GPIO performance on raspberry pi is an often discussed topic.
New scratch uses a build in gpioServer, other options are scratchClient.
Especially stepper motors need quite high pulse rate, so I have set up a test harness for a small stepper with 2ms step width. The scenario are
- a DMA pulse driven approach
- a python program
- scratch, using scratchClient
- scratch, using GPIOserver
The main focus is on performance of scratch to GPIO.
For scratchClient, some bottleneck analysis is performed.
DMA created pulses
As expected, DMA pulse widths are precise. The glitch on third line is due to a limitation in my modified RPIO.PWM-library which does not yet allow impulse roll over. The interval time printed on the image is for four steps and precise 8ms.
This DMA approach is listed for reference only, as it is not easily controllable from scratch. It is either on or off, but number of pulses can’t be determined.
python created pulses
python code is also pretty good. Pulse with is exceeding the expected 8ms by 0.5ms, which could quite easily compensated by some more advanced time handling.
scratch and scratchClient
The scratchClient approach is expected to be slower. Time scale is changed for this chart and the result is 326ms for 4 steps, which is 40 times slower than python or DMA.
scratch with gpioserver
GPIOserver, build in into scratch, is finally at 101ms, three times faster than scratch with scratchClient, only 12 times slower than python. The assymmetric pulses are due to to ‘forever loop’, I suppose.

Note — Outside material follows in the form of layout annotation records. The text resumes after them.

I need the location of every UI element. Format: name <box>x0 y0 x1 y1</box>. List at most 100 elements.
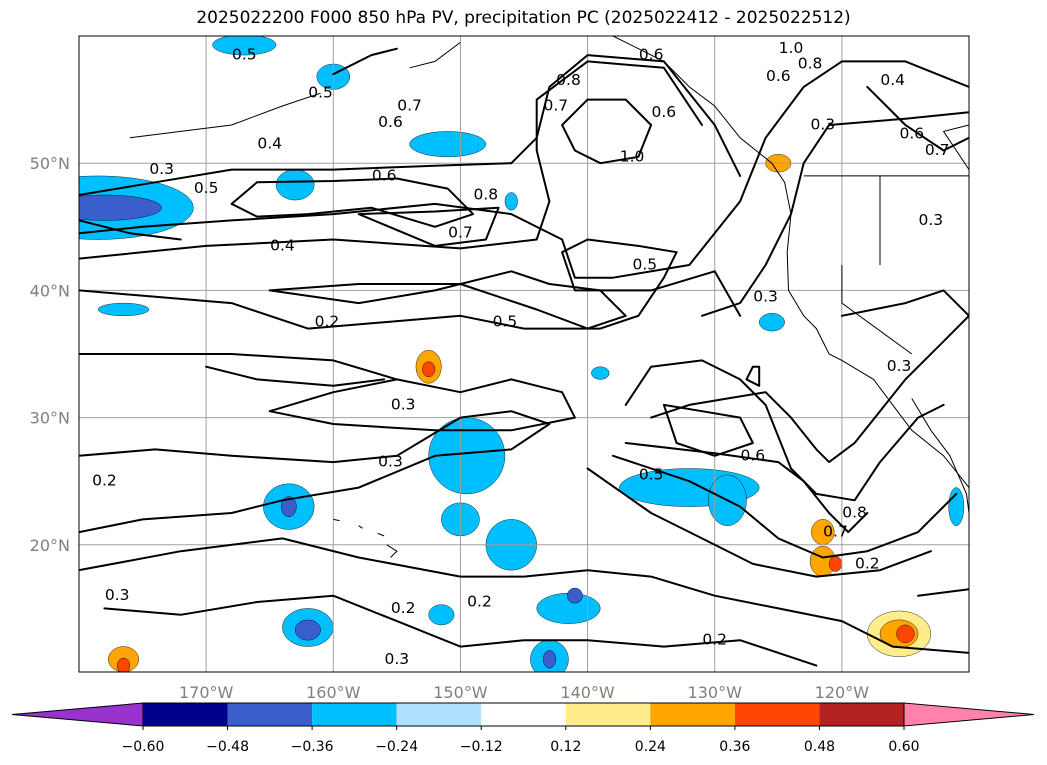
precipitation-shading <box>79 36 965 672</box>
latitude-ticks: 50°N 40°N 30°N 20°N <box>30 154 70 555</box>
contour-label: 0.7 <box>823 523 848 541</box>
pv-contour-line <box>561 98 653 165</box>
lon-tick-label: 160°W <box>306 683 361 702</box>
precip-blob <box>828 556 843 572</box>
contour-label: 0.3 <box>887 357 912 375</box>
contour-label: 0.2 <box>702 631 727 649</box>
pv-contour-line <box>79 410 551 534</box>
contour-label: 0.5 <box>194 179 219 197</box>
contour-label: 0.7 <box>397 96 422 114</box>
precip-blob <box>97 302 150 317</box>
contour-label: 0.6 <box>899 124 924 142</box>
colorbar-segment <box>143 703 228 726</box>
precip-blob <box>542 650 556 669</box>
coastline <box>386 544 398 558</box>
colorbar <box>11 702 1035 727</box>
colorbar-tick-label: 0.60 <box>888 739 919 755</box>
pv-contour-line <box>79 60 969 279</box>
precip-blob <box>116 657 131 672</box>
contour-label: 0.5 <box>232 46 257 64</box>
pv-contour-line <box>650 314 969 464</box>
contour-label: 0.7 <box>448 224 473 242</box>
contour-label: 0.5 <box>493 313 518 331</box>
precip-blob <box>409 131 487 158</box>
pv-contour-line <box>79 238 742 330</box>
contour-label: 0.3 <box>391 395 416 413</box>
pv-contour-line <box>268 270 627 330</box>
pv-contour-line <box>230 177 475 228</box>
contour-label: 0.3 <box>378 453 403 471</box>
pv-contour-line <box>701 111 969 317</box>
precip-blob <box>567 587 583 604</box>
colorbar-extend-low <box>11 702 144 727</box>
lon-tick-label: 140°W <box>560 683 615 702</box>
pv-contour-line <box>79 537 969 654</box>
contour-label: 0.8 <box>474 186 499 204</box>
colorbar-segment <box>819 703 904 726</box>
colorbar-segment <box>312 703 397 726</box>
coastline <box>911 398 969 515</box>
pv-contour-line <box>79 353 576 432</box>
contour-label: 0.8 <box>798 54 823 72</box>
contour-label: 0.2 <box>467 593 492 611</box>
contour-label: 0.7 <box>543 96 568 114</box>
coastline <box>841 265 913 355</box>
contour-label: 0.4 <box>270 236 295 254</box>
colorbar-segment <box>481 703 566 726</box>
colorbar-segment <box>565 703 651 726</box>
contour-label: 0.6 <box>741 446 766 464</box>
pv-contour-line <box>624 359 945 502</box>
precip-blob <box>591 366 610 380</box>
coastline <box>942 124 969 183</box>
contour-label: 0.3 <box>149 160 174 178</box>
lon-tick-label: 120°W <box>815 683 870 702</box>
colorbar-segment <box>396 703 482 726</box>
pv-contours <box>79 47 969 667</box>
colorbar-tick-label: 0.36 <box>719 739 750 755</box>
colorbar-tick-label: −0.24 <box>375 739 418 755</box>
pv-contour-line <box>332 47 398 76</box>
precip-blob <box>759 313 785 332</box>
precip-blob <box>294 619 321 641</box>
pv-contour-line <box>745 365 761 387</box>
coastline <box>409 41 461 69</box>
gridlines <box>79 36 969 672</box>
pv-contour-line <box>624 442 869 534</box>
precip-blob <box>212 36 277 56</box>
lat-tick-label: 30°N <box>30 409 70 428</box>
contour-label: 0.6 <box>378 113 403 131</box>
contour-label: 1.0 <box>620 147 645 165</box>
colorbar-tick-label: −0.60 <box>122 739 165 755</box>
contour-label: 0.3 <box>753 287 778 305</box>
lon-tick-label: 150°W <box>433 683 488 702</box>
colorbar-segment <box>227 703 313 726</box>
contour-label: 0.5 <box>308 84 333 102</box>
pv-contour-line <box>917 588 969 597</box>
contour-label: 0.3 <box>105 586 130 604</box>
lon-tick-label: 170°W <box>179 683 234 702</box>
contour-label: 0.7 <box>925 141 950 159</box>
contour-label: 0.2 <box>92 472 117 490</box>
pv-contour-line <box>662 403 754 457</box>
contour-label: 1.0 <box>779 39 804 57</box>
pv-contour-line <box>205 365 386 387</box>
chart-title: 2025022200 F000 850 hPa PV, precipitatio… <box>196 8 851 28</box>
contour-label: 0.8 <box>556 71 581 89</box>
contour-label: 0.3 <box>919 211 944 229</box>
coastline <box>358 525 363 529</box>
coastline <box>129 92 321 139</box>
colorbar-frame <box>142 702 905 727</box>
contour-label: 0.4 <box>257 135 282 153</box>
contour-label: 0.6 <box>652 103 677 121</box>
lon-tick-label: 130°W <box>688 683 743 702</box>
pv-contour-line <box>79 60 703 260</box>
colorbar-tick-label: −0.48 <box>206 739 249 755</box>
colorbar-tick-label: −0.12 <box>460 739 503 755</box>
contour-label: 0.2 <box>855 554 880 572</box>
colorbar-extend-high <box>903 702 1035 727</box>
contour-label: 0.2 <box>391 599 416 617</box>
lat-tick-label: 40°N <box>30 281 70 300</box>
contour-label: 0.6 <box>639 46 664 64</box>
colorbar-segment <box>650 703 735 726</box>
precip-blob <box>79 194 162 221</box>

All of the measurements have been taken on a RPI2, Model B, raspbian ‘jessie’, scratch is 2015-11-11.
Python is 2.7, the DMA code is a modified RPIO.PWM, adjusted for PI2.

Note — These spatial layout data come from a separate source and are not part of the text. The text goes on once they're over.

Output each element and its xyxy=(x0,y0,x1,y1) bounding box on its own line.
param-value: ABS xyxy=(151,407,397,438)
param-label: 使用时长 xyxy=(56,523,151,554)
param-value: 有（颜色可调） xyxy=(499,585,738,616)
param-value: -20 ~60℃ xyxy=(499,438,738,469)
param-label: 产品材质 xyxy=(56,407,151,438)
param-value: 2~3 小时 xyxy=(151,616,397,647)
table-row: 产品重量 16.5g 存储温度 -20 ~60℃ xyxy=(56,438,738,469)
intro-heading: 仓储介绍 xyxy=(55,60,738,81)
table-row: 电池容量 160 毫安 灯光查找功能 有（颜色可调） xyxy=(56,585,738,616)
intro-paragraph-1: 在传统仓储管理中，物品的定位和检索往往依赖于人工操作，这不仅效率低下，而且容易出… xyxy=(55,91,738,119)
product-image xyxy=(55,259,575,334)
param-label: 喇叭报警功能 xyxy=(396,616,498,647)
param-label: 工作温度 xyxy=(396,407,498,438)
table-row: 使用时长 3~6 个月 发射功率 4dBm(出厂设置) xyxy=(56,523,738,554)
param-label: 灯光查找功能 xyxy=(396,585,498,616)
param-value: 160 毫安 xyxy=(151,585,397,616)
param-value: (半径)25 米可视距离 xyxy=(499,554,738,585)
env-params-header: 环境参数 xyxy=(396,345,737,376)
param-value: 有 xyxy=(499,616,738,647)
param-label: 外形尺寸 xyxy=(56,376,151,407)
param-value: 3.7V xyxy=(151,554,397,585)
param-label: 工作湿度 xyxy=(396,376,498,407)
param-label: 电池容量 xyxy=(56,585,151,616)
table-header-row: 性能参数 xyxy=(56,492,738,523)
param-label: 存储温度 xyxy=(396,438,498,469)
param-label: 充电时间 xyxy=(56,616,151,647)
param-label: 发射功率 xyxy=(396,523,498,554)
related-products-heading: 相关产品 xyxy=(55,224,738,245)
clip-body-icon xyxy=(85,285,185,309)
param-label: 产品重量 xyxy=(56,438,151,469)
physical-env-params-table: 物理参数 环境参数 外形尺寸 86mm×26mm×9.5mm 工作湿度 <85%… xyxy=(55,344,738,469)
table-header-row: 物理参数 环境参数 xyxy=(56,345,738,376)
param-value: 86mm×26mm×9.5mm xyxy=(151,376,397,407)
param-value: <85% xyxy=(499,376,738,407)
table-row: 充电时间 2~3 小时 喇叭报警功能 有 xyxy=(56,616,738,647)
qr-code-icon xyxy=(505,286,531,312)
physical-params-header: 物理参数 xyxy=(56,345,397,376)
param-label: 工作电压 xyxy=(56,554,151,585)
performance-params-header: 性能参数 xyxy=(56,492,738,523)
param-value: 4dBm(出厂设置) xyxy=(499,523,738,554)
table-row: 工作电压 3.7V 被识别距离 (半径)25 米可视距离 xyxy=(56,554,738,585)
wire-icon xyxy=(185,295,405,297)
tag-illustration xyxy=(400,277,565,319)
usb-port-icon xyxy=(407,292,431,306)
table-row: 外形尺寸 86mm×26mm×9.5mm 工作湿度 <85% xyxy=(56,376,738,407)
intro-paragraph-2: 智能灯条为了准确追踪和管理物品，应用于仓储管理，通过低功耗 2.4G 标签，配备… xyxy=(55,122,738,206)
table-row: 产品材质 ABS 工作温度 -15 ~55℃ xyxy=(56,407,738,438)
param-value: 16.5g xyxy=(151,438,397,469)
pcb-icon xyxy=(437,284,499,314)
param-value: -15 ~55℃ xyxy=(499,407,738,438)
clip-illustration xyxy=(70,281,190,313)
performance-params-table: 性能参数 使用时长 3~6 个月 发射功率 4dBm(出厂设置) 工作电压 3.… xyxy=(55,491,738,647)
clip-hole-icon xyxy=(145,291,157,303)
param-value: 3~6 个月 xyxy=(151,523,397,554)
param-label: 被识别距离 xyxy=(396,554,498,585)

scratchClient bottleneck analysis
The result for scratchClient was unexpectedly bad. So I have set up some tests to find out where the bottleneck is located.

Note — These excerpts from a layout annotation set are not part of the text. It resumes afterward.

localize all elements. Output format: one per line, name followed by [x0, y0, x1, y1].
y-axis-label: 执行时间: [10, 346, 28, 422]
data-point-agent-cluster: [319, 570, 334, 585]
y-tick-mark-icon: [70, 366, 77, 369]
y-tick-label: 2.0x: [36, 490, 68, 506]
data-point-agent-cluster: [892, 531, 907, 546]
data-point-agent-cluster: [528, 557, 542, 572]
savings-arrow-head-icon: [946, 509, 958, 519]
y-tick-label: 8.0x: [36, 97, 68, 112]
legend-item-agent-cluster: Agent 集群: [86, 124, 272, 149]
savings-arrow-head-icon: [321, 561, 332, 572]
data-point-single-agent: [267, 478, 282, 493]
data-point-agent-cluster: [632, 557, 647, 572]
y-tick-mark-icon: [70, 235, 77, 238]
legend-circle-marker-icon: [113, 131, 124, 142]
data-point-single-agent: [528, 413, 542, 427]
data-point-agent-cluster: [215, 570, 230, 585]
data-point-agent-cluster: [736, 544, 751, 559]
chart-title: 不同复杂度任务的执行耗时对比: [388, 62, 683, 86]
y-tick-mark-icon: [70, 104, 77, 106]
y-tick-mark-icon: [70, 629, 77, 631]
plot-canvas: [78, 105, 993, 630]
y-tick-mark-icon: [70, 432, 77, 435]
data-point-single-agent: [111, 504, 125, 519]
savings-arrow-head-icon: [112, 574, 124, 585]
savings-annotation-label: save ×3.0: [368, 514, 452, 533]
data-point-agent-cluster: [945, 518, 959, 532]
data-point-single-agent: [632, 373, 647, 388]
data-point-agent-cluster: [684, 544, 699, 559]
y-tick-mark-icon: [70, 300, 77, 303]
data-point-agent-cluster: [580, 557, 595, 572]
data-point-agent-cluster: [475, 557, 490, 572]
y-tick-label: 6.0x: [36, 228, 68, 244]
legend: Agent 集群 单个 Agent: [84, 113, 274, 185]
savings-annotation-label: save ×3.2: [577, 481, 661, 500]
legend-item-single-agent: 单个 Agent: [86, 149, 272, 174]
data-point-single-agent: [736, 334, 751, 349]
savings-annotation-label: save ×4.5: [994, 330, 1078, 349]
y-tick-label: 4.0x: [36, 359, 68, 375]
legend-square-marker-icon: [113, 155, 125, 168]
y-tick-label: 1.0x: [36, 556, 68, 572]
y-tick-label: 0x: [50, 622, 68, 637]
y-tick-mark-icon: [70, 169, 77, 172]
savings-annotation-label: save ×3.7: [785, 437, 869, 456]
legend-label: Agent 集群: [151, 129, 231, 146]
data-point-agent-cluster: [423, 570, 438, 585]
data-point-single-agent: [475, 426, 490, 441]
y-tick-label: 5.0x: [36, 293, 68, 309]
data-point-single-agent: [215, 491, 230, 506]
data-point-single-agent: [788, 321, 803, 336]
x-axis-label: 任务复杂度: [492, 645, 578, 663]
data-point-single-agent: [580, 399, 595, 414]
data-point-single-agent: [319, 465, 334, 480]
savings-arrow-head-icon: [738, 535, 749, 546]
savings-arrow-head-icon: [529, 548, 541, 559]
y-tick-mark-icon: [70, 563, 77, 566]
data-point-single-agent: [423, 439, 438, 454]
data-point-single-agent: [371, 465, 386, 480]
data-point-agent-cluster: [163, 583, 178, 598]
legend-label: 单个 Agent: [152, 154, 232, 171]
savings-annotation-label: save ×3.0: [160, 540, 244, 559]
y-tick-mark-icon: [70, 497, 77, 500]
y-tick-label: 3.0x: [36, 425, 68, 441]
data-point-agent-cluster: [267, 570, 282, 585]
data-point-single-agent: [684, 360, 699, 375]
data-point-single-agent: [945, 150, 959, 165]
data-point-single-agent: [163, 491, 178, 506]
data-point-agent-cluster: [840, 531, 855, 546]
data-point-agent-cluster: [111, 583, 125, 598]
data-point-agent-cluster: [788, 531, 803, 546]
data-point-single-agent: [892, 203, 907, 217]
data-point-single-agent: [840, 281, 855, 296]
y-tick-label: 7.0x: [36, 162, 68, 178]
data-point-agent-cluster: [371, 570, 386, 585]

First approach was to change the variable based communication to the stepper module by an event based ‘broadcast’. This approach resulted in 101ms cycle time, a good match to the result from GPIOserver.
Second approach was to write a small python code which simulates scratch: a socket server for port 42001, sending out sensor updates like “sensor-update “br0.0” 0 “.
The delay time was 2ms, and the result from this is a cycle time of 9ms. Pretty close to the pure python approach.
From these results it is clear that the bottleneck is on scratch side. Looks as if scratch variable access and sending them out is three times slower than sending out broadcasts from scratch.
Socket communication imposes some overhead, but is not limiting performance.